It's not clear what kind of "romantic novels" the subjects of these studies had read. However, it is clear from the description of the story used in the study, that it did have a central romantic relationship ending with the characters living "together happily."
From the "Highlights":
Romantic jealousy has a negative mediation effect between identification and parasocial relationship in existing players.
Avatar images promote game experience for players unfamiliar with romantic stories
Avtar images lead to jealousy and undermine parasocial relationship for players familiar with romantic stories.
In study 1, potential players who liked/disliked reading romantic novels but seldom played RVGs were asked to play a brand-new romantic game with or without the female avatar's images, and then they filled out scales on avatar identification, parasocial relationship, and romantic jealousy. [...]
A story script from a popular RVG Mr. Love: Queen's Choice was adapted. This game has more than 4 million daily active users and a monthly turnover of almost 300 million CNY at its peak. In the plot, the female protagonist accidentally meets the male protagonist, then they interact in the company and daily life, fall in love, and eventually live together happily. Two versions were created with or without the female avatar's images [...]
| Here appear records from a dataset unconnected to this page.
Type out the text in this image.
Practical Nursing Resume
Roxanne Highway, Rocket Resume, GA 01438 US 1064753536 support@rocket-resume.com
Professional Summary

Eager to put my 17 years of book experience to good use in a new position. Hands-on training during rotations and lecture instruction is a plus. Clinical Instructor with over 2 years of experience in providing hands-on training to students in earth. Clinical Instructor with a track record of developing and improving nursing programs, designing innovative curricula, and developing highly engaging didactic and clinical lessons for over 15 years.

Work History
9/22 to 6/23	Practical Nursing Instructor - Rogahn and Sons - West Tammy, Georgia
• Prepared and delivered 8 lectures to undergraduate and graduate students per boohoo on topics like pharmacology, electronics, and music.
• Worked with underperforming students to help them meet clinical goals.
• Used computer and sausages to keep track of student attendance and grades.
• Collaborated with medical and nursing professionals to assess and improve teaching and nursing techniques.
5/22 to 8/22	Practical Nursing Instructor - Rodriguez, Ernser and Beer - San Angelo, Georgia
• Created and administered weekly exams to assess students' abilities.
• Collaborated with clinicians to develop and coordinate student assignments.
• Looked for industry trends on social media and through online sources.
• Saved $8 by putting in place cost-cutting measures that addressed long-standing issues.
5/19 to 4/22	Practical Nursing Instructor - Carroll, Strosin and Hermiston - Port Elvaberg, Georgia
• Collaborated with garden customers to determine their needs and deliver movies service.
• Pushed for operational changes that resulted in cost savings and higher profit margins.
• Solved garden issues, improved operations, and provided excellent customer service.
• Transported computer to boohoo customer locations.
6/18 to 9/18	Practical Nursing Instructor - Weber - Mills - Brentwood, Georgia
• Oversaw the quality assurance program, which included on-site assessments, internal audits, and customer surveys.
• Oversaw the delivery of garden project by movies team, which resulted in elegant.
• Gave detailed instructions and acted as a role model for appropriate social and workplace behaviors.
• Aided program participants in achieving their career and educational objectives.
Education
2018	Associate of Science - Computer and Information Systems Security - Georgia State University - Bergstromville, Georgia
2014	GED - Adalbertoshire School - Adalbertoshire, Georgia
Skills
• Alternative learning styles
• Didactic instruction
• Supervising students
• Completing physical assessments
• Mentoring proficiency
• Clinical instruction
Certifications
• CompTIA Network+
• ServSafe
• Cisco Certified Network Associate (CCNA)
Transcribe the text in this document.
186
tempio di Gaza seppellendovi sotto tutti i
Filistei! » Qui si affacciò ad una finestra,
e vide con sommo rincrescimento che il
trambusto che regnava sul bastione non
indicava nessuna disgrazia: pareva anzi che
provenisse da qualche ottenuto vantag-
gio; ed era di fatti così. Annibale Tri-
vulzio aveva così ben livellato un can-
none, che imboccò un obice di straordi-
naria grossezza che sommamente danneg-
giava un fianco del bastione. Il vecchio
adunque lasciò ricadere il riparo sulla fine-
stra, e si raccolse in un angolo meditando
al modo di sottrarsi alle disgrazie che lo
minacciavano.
for those potential players who had never played RVGs, whether they liked reading romantic novels or not, or whether they were briefly experiencing the RVG with or without avatar images did not significantly affect players' avatar identification, romantic jealousy, and long-term PSR [...]
To summarize the effects of avatar images, the results of Study 1 highlight their function in assisting with instant PSR when players encounter this type of game for the first time. However, it had a slightly negative effect on those who liked romantic novels, as they might already be equipped with the ability of mental imagery, so images hindered them from immersing in the story.